La virtualisation cesse au moment où les pertes ou gains sont réalisés. Un peu comme au casino. On a des morceaux de plastique en main, mais en sortant, soit l’on fait un chèque, soit l’on encaisse. Et là, plus rien n’est virtuel. Mais on en revient toujours à la même fin : la spéculation est l’ennemi mortel du travail. Et ce n’est jamais que cela, les subprimes. De la spéculation sur des plus-values potentielles (et c’est là que le système bancaire a menti : pas besoin d’études approfondies en finance), émiettées (titrisées) et vendue un produit comme un autre. Retournez les mensonges autant que vous voulez, il ne s’agit que d’un éclatement de la perte. Pour résumer, les produits dérivés, c’est du pipeau, de la spoliation.
Car ces emprunts pourris ont servi à faire de la consommation "instantanée" outre-atlantique. Des gens se sont payé des maisons et des produits manufacturés, pour faire de belles statistiques instantanées. Là où c’est fort, c’est que des banques de tous les continents ont acheté ces titres, les ont revendus des dizaines de fois. Et comme dans toutes les bulles, personne ne perd vraiment tant que l’éclatement n’a pas eu lieu.
Donc ces titres, qui en fait ne correspondaient qu’à des emprunts dont le premier épicier de quartier aurait compris qu’ils étaient doublement aléatoires (croyance que le marché immobilier allait croître éternellement, et qu’en cas de coup dur, les ménages déjà très lourdement endettés, ou à qui l’on avait fait miroiter des promesses intenables, du fait de leur solvabilité insuffisante, pourraient couvrir le risque), on se retrouve à assumer une partie du risque. Les pertes de nos banques (et de celles des autres pays qui ont investi dans cette gabegie) correspondent donc bien à la réduction de la dette de consommation des ménages américains vis à vis de leurs banques par les ménages européens et d’ailleurs.
Enfin, pour ce qui est de la capacité à faire de plus grands projets grâce à l’échelon européen, mon argument est simple : les dizaines de milliards de cadeaux fiscaux faits par l’état aux entreprises du CAC40, dont près de la moitié est détenue par des investisseurs étrangers pourraient être utilisés différemment.
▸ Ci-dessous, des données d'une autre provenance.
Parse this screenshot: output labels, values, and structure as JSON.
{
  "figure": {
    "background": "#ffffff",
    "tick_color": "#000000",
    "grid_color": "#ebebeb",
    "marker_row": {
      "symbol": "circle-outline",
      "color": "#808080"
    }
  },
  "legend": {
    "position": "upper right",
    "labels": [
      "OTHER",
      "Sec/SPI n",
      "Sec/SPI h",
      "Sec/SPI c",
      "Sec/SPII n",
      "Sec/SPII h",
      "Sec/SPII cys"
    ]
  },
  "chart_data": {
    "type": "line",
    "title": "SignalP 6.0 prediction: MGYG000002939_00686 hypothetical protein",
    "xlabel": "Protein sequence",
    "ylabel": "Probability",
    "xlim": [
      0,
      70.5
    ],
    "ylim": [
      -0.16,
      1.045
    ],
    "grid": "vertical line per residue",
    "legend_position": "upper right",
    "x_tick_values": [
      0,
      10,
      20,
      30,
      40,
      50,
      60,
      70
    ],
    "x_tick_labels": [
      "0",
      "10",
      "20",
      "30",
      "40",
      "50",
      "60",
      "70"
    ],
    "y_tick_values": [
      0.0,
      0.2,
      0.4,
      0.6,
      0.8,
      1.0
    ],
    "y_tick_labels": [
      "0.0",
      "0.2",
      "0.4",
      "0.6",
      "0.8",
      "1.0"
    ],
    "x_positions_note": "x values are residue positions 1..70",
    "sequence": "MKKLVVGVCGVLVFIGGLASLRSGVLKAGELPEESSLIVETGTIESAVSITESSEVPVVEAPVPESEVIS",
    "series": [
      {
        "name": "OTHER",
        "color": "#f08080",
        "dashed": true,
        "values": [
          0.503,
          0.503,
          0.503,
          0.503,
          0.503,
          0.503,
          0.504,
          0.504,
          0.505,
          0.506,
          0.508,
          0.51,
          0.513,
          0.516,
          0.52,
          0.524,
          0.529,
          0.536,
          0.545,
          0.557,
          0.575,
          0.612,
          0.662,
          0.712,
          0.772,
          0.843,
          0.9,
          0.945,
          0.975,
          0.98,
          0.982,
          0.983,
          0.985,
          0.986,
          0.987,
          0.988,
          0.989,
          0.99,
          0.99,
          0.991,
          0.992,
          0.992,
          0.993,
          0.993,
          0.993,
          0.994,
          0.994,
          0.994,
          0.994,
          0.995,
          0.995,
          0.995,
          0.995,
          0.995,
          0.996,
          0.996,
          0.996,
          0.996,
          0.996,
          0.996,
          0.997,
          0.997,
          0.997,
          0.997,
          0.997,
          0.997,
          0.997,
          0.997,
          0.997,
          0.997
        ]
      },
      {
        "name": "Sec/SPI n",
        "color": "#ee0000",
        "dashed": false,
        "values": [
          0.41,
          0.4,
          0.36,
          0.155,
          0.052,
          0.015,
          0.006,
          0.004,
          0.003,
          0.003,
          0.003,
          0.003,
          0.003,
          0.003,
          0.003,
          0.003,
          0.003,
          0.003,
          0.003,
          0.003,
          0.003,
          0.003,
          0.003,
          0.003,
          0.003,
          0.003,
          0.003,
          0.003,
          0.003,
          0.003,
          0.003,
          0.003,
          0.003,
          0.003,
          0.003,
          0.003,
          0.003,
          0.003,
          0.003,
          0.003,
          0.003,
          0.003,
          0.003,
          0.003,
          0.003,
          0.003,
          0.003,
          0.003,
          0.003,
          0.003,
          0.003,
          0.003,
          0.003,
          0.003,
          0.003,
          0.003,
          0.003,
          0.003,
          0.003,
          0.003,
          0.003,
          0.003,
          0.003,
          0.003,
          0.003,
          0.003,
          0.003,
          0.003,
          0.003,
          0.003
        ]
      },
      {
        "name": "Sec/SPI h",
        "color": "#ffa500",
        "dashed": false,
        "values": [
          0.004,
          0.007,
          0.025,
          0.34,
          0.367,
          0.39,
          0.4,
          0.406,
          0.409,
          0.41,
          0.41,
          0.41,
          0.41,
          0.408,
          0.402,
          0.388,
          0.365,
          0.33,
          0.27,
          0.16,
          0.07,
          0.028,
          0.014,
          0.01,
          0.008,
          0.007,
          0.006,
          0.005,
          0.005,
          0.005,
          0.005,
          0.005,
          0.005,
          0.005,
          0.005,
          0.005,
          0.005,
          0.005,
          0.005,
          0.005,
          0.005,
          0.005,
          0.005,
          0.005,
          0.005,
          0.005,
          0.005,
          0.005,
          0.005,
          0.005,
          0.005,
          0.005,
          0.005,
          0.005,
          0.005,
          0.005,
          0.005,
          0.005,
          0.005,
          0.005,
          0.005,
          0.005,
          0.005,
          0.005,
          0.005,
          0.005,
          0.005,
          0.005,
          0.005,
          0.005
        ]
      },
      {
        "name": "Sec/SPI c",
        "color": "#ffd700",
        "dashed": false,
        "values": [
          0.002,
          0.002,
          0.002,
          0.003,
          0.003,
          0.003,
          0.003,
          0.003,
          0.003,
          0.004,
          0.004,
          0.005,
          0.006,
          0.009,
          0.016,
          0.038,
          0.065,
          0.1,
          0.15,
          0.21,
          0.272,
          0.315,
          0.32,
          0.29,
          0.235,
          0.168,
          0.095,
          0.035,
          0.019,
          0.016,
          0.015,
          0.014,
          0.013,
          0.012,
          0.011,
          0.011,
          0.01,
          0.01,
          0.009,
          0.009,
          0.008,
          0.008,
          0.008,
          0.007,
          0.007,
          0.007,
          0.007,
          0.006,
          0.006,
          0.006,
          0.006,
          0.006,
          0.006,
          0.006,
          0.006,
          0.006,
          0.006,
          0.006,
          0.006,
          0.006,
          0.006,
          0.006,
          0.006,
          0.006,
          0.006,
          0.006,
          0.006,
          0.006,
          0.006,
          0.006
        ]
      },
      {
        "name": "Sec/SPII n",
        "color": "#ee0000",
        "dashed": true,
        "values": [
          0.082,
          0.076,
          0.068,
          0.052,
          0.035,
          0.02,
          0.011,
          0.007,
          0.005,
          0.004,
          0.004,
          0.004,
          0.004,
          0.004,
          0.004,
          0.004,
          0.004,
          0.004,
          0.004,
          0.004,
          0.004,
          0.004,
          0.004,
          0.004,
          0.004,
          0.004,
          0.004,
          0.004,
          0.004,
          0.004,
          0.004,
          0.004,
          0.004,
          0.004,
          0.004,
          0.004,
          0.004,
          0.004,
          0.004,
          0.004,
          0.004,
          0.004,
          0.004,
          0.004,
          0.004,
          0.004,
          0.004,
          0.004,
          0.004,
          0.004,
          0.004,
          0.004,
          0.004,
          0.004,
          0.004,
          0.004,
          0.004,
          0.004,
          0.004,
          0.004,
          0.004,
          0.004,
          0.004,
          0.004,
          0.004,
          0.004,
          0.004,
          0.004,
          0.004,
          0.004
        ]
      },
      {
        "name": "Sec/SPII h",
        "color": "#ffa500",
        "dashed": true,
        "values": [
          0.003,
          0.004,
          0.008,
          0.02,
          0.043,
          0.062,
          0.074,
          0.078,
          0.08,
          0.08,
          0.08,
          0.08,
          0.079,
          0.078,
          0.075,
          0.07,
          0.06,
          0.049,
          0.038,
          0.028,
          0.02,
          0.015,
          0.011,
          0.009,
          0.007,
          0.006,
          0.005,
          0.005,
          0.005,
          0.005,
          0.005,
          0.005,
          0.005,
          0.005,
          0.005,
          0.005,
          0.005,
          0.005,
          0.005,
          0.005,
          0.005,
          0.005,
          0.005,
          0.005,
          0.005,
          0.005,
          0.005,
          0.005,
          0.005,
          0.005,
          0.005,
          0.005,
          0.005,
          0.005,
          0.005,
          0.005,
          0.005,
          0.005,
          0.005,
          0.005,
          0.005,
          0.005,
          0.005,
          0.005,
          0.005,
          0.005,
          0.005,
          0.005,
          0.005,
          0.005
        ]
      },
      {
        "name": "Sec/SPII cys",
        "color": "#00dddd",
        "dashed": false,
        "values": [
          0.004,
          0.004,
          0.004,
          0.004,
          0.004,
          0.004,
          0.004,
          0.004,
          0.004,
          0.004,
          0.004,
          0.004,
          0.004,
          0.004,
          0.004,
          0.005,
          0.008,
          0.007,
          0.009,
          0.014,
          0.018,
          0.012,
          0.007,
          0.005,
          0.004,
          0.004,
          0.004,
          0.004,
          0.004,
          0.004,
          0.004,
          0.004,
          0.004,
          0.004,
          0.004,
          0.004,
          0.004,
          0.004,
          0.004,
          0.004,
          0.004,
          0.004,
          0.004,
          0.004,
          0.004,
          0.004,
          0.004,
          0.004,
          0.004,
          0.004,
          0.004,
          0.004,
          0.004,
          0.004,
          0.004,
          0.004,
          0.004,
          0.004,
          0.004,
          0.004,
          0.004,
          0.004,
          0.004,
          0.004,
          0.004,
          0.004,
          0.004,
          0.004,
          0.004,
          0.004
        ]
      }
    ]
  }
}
Si nos éminences grises servaient l’intérêt général, elles pourraient fort bien convertir ces cadeaux en prêts à taux indexés sur le coût de l’argent, afin de corréler le développement des pays à l’activité de ces mêmes entreprises. Hélas, ce scenario semble trop aléatoire à ceux qui veulent de l’argent facile, car il implique de rembourser les cadeaux indus mais qui font du bien au portemonnaie de l’actionnaire. Et il s’en trouve toujours pour dire que le "travailleur français" coûte bonbon, alors que c’est l’ensemble des contribuables qu’on tond comme des moutons à tous les stades de la chaîne.